The biggest treat from Bohemian grannies made for their beloved grandchildren. The Czech sweet treasure is called lívance and you should definitely try them out!
What Are Czech Lívance?
Authentic Czech lívance are sweet pancakes prepared from liquid batter with added yeast.
Well leavened batter contains plenty of bubbles, and is poured with a ladle into a pan with heated butter. Small pancakes are then formed and fried on both sides until golden brown.
To finish this Czech dessert, lívance are covered in sugar and cinnamon, or brushed with jam and decorated with a scoop of sour cream.
What Do We Need to Prepare Lívance
To prepare lívance batter, you only need a handful of ingredients:
- all-purpose flour
- fresh yeast (or active dry yeast)
- pinch of salt
- butter for frying
And, of course, the ingredients for finishing (see the section bellow: What to serve lívance with).
How Should a Right Lívance Batter Look Like?
Lívance batter is liquid, not solid. You have to be able to grab it with a ladle and pour it into a pan.
The base for the batter is yeast, so all ingredients have to be at room temperature. Don´t forget to take also eggs out of the fridge early so they´re not cold.
The batter leavens for 40 minutes or until its volume doubles.
A great trick how to help leaven the lívance batter is to put the bowl with batter covered with a clean dishtowel into an oven, which is turned off. Then put a pot with hot water in the bottom of the oven and close the oven door.
The hot water will build warm steam and humid conditions, which are great for well leavened yeast dough (or batter) generally.
Leavened lívance batter has a lot of bubbles. Do not mix the batter, the bubbles would disappear. Carefully scoop the batter and pour it on a hot pan so it forms small lívance pancakes.
How to Prepare Lívance?
Preparing lívance is easy. The biggest time-sink is leavening of the batter. Also consider the time it takes to fry the lívance in a pan.
- Prepare batter from milk, flour, sugar, eggs, a pinch of salt and some yeast and let it leaven.
- Warm up the butter in a pan.
- Pour a bit of the batter on a pan with a ladle, form small pancakes, fry on both sides until they turn gold.
- Garnish the finished lívance with fruit, sour cream, or with cinnamon.
Which Pan to Use When Frying Lívance?
A non-sticky pan is ideal. If you have one, use a pancake pan with lowered rim, lívance will be easier to flip.
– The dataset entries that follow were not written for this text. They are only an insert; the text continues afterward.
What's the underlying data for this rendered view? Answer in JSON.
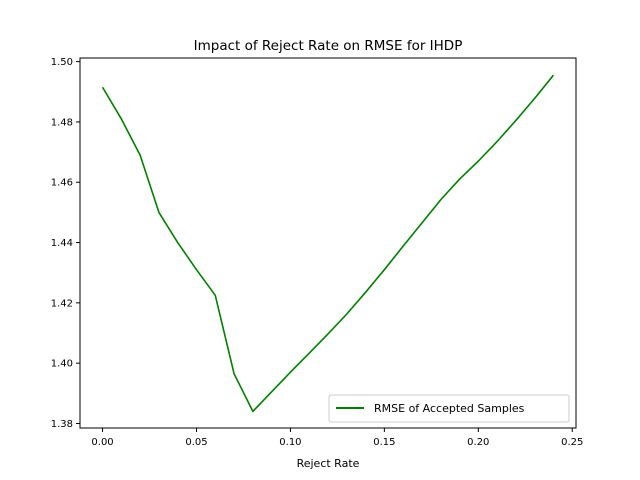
{
  "chart_data": {
    "type": "line",
    "title": "Impact of Reject Rate on RMSE for IHDP",
    "xlabel": "Reject Rate",
    "ylabel": "",
    "xlim": [
      -0.012,
      0.252
    ],
    "ylim": [
      1.3785,
      1.5012
    ],
    "x_ticks": [
      0.0,
      0.05,
      0.1,
      0.15,
      0.2,
      0.25
    ],
    "x_tick_labels": [
      "0.00",
      "0.05",
      "0.10",
      "0.15",
      "0.20",
      "0.25"
    ],
    "y_ticks": [
      1.38,
      1.4,
      1.42,
      1.44,
      1.46,
      1.48,
      1.5
    ],
    "y_tick_labels": [
      "1.38",
      "1.40",
      "1.42",
      "1.44",
      "1.46",
      "1.48",
      "1.50"
    ],
    "grid": false,
    "legend_position": "lower-right",
    "series": [
      {
        "name": "RMSE of Accepted Samples",
        "color": "#008000",
        "x": [
          0.0,
          0.01,
          0.02,
          0.03,
          0.04,
          0.05,
          0.06,
          0.07,
          0.08,
          0.09,
          0.1,
          0.11,
          0.12,
          0.13,
          0.14,
          0.15,
          0.16,
          0.17,
          0.18,
          0.19,
          0.2,
          0.21,
          0.22,
          0.23,
          0.24
        ],
        "y": [
          1.4915,
          1.481,
          1.469,
          1.45,
          1.44,
          1.431,
          1.4225,
          1.3965,
          1.384,
          1.3905,
          1.397,
          1.4033,
          1.4097,
          1.4163,
          1.4235,
          1.431,
          1.4388,
          1.4465,
          1.4542,
          1.461,
          1.467,
          1.4735,
          1.4805,
          1.4878,
          1.4955
        ]
      }
    ]
  }
}
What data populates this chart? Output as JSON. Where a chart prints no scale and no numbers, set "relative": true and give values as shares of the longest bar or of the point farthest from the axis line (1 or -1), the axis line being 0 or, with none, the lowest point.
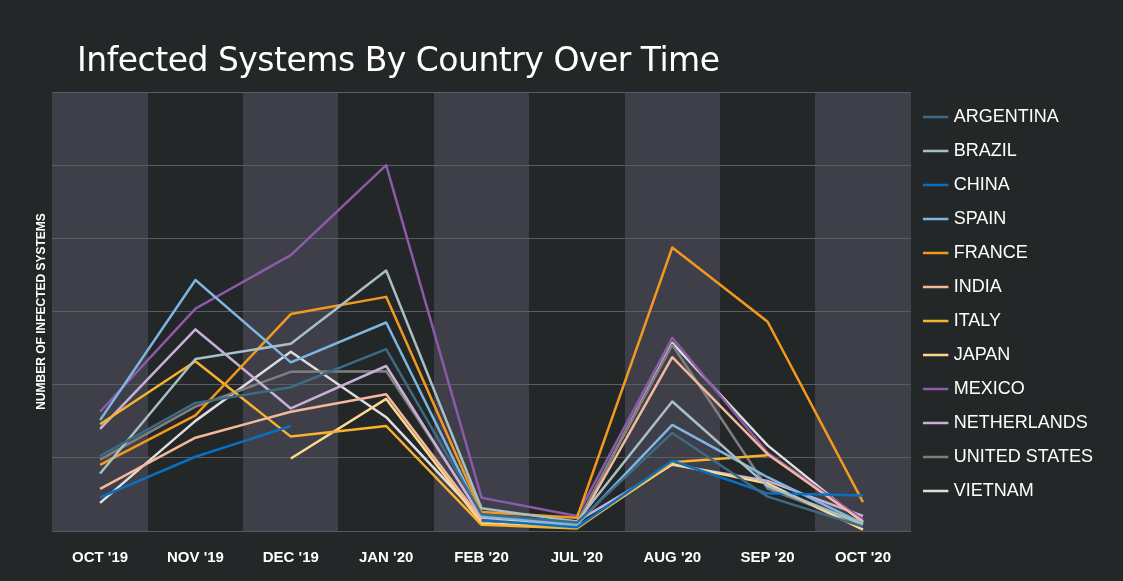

In the Czech Republic we have a special pan with four “eyes”, called lívanečník. Lívance fried in this pan have a nice round regular shape.
What to Serve Lívance With?
Lívance are sweet. There are several ways of serving them here in the Czech Republic:
- Coated in a blend of sugar and cinnamon
- With jam and a scoop of sweetened sour cream
- With fresh fruit (blueberries, strawberries, raspberries) and sweet quark (Czech tvaroh)
Lívance taste also great with plum butter, sprinkled with grated tvaroh and powdered sugar.
TIP: Spread melted butter mixed with rum over the pancakes whilst they’re on the pan. After frying one side and flipping it, spread the butter-rum mixture over it. There’s nothing like lívance with butter and rum! Then decorate them according to my advice above (jam, fruit, etc.)
Ready to go to the kitchen and make some Czech lívance? Let´s go for it!
Lívance, Czech Yeasted Pancakes With Cinnamon Sugar
- 2 cups (500 ml) milk lukewarm
- 4 tsp active dry yeast or 30 g fresh yeast
- 2 2/3 cup (400 g) all-purpose flour
- 1/3 cup (70 g) granulated sugar
- 4 whole eggs
- pinch of salt
- butter for frying
- 2 Tbps butter melted
- 2 Tbsp rum mix with melted butter
- 1 cup (200 g) granulated sugar
- 1 cup (125 g) powdered sugar
- 1 tsp cinnamon ground
- Add yeast to lukewarm milk, mix in flour, sugar, pinch of salt and eggs. Make a smooth runny batter out of it, and let it leaven for 40 minutes, or until it doubles its volume.
- After leavening, don’t stir the batter, preserve the bubbles.
- Grease the pan with butter and heat it up at medium temperature.
- Pick the batter with a ladle and form pancakes on the hot pan – circles about 5-6 inches in diameter.
- Fry on both sides until they turn gold.
- Heat up the butter and rum.
- In a soup-plate, mix both granulated and powdered sugar with ground cinnamon.
- Spread the butter and rum on the lívance while still in the pan, and the cover them in sugar and cinnamon while they’re still warm.